FNI Eyeing a Second Nickel-ore Processing Plant to Hike Production

  • Wednesday, March 16, 2016
  • Source:ferro-alloys.com

  • Keywords:Nickel Ore
[Fellow][Ferro-Alloys.com]GLOBAL Ferronickel Holdings Inc. (FNI) said over the weekend it plans to put up a processing plant in the country to add value to the nickel ore it extracts from its mining operations.

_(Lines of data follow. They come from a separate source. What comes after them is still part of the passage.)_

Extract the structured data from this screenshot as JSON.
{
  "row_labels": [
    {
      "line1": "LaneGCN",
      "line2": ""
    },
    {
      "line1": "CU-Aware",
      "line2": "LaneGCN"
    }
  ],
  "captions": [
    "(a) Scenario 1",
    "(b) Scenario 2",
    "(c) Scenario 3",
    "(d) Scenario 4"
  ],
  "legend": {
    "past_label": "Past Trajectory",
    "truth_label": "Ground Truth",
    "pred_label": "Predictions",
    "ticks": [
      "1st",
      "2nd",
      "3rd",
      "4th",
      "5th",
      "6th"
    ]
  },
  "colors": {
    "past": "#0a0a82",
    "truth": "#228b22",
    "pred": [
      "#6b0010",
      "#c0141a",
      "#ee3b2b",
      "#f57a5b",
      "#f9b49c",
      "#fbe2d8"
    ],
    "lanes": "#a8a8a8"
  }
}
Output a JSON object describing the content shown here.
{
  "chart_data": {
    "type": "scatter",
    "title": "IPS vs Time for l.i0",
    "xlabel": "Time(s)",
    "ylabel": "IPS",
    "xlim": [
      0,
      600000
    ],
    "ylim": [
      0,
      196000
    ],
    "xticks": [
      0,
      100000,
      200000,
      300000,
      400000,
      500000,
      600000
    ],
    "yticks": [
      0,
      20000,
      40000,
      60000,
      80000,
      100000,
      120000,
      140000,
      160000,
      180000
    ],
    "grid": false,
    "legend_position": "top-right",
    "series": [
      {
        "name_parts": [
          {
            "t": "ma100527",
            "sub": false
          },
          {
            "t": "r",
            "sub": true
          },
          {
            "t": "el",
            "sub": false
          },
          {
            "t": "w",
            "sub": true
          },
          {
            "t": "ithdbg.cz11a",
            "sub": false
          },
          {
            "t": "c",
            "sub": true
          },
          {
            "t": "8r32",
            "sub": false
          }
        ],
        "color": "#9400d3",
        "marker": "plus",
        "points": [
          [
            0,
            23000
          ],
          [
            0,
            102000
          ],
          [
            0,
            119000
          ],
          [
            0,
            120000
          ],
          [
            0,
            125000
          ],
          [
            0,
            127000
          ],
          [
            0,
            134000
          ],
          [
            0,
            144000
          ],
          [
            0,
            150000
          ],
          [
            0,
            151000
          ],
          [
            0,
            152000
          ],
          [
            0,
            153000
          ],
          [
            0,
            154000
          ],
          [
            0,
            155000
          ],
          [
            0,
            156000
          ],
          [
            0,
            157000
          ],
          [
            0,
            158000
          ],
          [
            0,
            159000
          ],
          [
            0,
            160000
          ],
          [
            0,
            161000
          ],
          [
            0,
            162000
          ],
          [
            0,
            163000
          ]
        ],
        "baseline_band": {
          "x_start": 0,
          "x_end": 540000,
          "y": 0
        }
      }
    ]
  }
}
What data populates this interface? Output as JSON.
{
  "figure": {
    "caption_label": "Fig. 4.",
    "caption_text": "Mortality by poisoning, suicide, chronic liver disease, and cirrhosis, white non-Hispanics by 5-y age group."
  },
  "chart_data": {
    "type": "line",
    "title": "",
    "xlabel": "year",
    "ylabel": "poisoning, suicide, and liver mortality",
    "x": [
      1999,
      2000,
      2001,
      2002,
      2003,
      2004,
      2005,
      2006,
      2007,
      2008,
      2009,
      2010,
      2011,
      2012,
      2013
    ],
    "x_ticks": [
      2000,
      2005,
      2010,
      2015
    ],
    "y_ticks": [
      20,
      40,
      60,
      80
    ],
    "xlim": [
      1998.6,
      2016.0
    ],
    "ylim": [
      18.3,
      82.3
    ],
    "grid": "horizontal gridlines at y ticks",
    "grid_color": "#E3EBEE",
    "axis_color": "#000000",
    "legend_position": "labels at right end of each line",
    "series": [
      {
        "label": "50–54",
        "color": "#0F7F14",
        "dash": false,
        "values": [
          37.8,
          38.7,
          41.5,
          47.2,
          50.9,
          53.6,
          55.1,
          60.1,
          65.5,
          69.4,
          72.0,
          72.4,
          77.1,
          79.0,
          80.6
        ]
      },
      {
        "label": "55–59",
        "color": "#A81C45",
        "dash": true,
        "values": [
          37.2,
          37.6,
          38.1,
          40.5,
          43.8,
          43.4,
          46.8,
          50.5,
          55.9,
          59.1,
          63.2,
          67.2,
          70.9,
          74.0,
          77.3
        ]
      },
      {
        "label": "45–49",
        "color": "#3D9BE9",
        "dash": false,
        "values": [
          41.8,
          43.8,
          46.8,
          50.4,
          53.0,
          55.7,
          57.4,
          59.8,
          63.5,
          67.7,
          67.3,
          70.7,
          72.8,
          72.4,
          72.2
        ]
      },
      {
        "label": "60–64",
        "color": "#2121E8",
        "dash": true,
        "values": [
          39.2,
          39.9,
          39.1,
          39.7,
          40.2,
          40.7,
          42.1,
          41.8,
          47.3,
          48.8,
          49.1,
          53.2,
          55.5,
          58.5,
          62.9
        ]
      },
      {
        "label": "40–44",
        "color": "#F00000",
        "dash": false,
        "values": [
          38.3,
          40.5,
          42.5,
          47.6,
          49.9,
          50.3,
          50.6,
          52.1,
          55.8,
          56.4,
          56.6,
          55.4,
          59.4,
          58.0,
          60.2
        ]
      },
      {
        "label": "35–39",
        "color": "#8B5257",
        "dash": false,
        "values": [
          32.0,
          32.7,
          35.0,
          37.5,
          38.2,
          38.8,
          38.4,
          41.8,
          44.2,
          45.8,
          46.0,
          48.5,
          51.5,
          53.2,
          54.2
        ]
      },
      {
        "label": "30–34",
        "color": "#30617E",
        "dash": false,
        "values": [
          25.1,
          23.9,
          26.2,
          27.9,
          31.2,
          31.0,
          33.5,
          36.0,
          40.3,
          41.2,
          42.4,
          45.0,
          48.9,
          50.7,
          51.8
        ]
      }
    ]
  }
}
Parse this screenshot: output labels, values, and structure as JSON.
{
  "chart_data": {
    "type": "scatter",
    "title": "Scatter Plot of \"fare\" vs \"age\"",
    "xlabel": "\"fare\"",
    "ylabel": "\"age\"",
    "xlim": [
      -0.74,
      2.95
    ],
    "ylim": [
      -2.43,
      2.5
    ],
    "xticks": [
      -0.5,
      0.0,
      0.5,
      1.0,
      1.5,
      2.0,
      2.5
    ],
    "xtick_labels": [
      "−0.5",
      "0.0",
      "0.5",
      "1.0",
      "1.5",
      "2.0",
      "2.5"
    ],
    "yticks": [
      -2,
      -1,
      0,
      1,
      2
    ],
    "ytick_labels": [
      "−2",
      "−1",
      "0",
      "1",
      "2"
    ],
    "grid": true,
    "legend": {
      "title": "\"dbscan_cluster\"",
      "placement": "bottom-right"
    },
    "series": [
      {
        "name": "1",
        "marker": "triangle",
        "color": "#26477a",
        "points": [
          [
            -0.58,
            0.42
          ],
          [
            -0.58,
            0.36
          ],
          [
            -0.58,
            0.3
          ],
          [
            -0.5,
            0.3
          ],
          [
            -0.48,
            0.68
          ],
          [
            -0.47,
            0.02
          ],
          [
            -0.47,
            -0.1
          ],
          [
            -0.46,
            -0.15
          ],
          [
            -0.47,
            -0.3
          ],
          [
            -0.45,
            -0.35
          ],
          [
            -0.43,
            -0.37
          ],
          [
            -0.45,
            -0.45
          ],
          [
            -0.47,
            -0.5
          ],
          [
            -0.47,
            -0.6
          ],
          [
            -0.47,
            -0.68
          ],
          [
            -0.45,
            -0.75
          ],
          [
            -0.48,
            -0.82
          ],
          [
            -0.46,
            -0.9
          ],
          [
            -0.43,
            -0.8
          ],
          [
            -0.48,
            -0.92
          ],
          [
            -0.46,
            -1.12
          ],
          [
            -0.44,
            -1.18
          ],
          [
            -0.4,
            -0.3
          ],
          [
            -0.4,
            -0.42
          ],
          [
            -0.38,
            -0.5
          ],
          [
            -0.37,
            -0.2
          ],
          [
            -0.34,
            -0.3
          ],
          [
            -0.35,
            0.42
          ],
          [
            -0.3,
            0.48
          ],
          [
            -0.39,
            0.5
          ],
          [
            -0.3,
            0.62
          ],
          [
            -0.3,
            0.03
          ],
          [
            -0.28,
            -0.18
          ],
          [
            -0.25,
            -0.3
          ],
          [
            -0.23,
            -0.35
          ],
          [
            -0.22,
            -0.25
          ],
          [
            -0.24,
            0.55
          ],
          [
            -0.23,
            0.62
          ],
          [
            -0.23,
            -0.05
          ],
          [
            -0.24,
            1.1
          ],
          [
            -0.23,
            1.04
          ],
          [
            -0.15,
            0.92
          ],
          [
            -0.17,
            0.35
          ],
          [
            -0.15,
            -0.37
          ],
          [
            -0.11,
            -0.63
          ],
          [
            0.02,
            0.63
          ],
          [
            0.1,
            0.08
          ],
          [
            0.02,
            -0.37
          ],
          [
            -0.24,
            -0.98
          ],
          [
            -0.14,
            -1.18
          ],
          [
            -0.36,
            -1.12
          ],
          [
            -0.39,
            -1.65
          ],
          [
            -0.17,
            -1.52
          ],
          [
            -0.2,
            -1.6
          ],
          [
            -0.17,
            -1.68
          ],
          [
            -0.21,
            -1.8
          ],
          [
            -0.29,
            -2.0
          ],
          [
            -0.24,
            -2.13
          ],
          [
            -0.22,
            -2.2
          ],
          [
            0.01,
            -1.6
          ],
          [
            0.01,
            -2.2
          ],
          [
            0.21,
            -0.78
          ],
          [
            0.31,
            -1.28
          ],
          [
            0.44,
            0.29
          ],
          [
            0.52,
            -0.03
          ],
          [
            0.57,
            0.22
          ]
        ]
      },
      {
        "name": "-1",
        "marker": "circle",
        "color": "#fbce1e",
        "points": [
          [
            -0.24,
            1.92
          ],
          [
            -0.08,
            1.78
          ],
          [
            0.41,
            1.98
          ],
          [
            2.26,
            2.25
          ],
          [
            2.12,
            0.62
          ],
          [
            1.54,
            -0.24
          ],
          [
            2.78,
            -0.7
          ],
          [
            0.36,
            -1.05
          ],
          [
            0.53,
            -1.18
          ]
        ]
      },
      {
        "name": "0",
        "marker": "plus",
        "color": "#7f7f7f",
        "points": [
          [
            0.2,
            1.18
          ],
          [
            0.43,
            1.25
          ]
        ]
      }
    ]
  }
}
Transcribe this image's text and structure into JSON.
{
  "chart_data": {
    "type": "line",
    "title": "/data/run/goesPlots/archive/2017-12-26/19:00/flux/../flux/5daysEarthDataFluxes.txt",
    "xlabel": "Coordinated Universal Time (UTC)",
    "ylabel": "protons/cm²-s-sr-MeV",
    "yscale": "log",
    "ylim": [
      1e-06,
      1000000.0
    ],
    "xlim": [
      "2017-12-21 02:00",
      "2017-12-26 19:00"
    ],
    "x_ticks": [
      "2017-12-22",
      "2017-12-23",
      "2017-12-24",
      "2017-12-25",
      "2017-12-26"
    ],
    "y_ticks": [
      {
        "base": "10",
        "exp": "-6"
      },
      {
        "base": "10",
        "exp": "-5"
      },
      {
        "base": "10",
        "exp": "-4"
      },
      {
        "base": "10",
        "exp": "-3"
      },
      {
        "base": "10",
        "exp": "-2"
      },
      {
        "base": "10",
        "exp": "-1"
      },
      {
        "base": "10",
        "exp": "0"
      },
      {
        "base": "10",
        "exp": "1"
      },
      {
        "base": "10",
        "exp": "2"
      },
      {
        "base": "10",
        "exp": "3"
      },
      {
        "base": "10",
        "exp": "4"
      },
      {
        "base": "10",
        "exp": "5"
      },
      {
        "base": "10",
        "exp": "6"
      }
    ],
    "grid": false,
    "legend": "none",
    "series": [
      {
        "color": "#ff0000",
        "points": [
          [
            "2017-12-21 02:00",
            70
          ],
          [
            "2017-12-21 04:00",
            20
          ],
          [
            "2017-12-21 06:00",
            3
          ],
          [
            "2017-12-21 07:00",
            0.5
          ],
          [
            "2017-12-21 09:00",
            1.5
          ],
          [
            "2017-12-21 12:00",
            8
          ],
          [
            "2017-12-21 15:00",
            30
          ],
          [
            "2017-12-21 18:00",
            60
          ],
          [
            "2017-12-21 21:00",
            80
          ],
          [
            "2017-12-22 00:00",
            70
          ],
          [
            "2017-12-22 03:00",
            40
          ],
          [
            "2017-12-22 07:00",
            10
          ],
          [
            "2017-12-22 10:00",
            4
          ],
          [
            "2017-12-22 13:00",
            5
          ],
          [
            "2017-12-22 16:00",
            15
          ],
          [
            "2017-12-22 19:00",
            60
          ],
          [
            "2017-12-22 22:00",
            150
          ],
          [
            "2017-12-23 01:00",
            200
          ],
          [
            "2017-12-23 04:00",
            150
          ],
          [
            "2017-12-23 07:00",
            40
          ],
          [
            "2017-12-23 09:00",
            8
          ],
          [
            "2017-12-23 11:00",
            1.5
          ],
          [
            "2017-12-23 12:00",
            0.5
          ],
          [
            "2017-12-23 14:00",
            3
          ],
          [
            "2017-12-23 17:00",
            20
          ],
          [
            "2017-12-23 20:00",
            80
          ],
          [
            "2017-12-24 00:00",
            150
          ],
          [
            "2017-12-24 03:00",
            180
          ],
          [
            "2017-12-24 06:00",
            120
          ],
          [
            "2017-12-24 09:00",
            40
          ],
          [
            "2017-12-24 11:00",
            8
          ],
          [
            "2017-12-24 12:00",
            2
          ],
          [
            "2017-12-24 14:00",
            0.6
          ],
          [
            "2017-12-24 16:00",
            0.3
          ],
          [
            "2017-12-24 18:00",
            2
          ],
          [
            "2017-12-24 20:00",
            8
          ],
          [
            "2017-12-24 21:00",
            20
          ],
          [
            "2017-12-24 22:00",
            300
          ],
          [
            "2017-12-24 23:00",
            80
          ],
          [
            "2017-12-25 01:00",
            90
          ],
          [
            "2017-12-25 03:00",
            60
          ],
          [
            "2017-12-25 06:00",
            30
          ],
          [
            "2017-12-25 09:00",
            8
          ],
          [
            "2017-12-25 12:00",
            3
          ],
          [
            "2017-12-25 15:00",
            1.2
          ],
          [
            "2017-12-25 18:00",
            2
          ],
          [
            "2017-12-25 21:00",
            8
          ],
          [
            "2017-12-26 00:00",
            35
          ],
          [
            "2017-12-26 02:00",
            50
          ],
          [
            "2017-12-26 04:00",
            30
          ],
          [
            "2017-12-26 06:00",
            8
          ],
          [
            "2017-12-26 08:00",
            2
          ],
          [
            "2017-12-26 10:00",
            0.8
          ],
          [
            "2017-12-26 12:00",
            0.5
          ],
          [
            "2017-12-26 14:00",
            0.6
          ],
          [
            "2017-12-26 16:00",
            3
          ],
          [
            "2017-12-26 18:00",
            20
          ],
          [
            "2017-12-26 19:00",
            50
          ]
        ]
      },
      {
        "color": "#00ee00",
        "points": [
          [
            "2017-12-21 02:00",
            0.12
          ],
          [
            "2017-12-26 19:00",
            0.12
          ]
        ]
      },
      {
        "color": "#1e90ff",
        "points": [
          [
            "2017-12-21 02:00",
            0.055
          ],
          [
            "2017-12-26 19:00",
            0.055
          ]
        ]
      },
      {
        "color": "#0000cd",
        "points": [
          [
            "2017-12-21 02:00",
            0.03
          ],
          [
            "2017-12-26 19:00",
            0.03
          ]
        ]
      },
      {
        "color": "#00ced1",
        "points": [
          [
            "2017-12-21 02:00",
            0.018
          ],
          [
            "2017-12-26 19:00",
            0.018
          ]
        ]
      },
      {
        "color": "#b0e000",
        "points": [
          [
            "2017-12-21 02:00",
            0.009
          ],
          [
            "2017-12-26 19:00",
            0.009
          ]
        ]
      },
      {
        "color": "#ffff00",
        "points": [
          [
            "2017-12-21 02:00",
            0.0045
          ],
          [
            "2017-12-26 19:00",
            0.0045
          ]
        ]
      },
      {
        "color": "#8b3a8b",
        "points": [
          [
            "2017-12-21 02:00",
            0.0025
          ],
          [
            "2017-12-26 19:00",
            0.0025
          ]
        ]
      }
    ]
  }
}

[Ferro-Alloys.com]GLOBAL Ferronickel Holdings Inc. (FNI) said over the weekend it plans to put up a processing plant in the country to add value to the nickel ore it extracts from its mining operations.
 
FNI Senior Vice President for Investor Relations Ramon Peter E. Adviento told reporters in a group interview the company is currently assessing the possible sites where it can erect its new facility.
 
He said Claver, Surigao del Norte, where the company’s existing Cagdianao mine is located, will not be an ideal site for the processing plant as there is no power source in the area.
 
“We’re now evaluating to put up a processing plant for value adding. At this point, we’re studying where to put it. The problem, if you put it in Surigao, is the province doesn’t have any power. We’re evaluating other parts of the Visayas and Mindanao. It’s under study,” Adviento said.
 
The FNI official said the company is targeting to operationalize its newly acquired Palawan mine by the fourth quarter of 2016.
 
FNI last year acquired Southeast Palawan Nickel Ventures Inc. (SPNVI), which owns at least 90 percent of Ipilan Nickel Corp., a company engaged in nickel mining in Brookes Point, Palawan.
 
“We are targeting to make the mine operational by the fourth quarter. It would depend on the ability of the government to process the permit. We have already completed the documentation for the permit. We are just waiting for the final approval,” Adviento said.
 
The company’s nickel reserves in the Palawan facility stands at around 28 million tons, with 50 percent being high-grade, 30 percent medium-grade and 20 percent low-grade nickel.
 
“The quality of the nickel ore in the Palawan mine is high,” he said.
 
FNI earlier disclosed the Ipilan mine is projected to have an annual production rate of up to 3 million metric tons, which would increase the company’s annual production capacity by 50 percent.
 
The company said the new facility will also complement the existing Cagdianao mine as the weather condition in Palawan is the opposite of Surigao’s. Cagdianao mine operates from April to October a year, while the mining season in Palawan typically begins in November and lasts until July.
 
“Putting this mine into operation will help to assure continuity of medium- and high-grade saprolitic ore supply to the stainless steel market when the Surigao mines are in the off-season and are temporarily shutdown due to bad weather conditions,” the company said.
 
Meanwhile, the Philippine Nickel Miners Association earlier agreed to cut nickel production in 2016 by 20 percent from last year’s levels.
 
“The choice of the Philippine Nickel Miners Association to reduce nickel production by 20 percent is just basically trying to accelerate the drop in supply so that prices will recover. It hopefully helps, but it’s not a guarantee,” Adviento said.
 
He said the FNI would still be profitable in 2016, given the company’s cost-cutting strategies and the tumbling prices of fuel, but their 2016 earnings are not expected to be as good as their 2014 earnings since the prices of minerals in the world market continues to tumble down.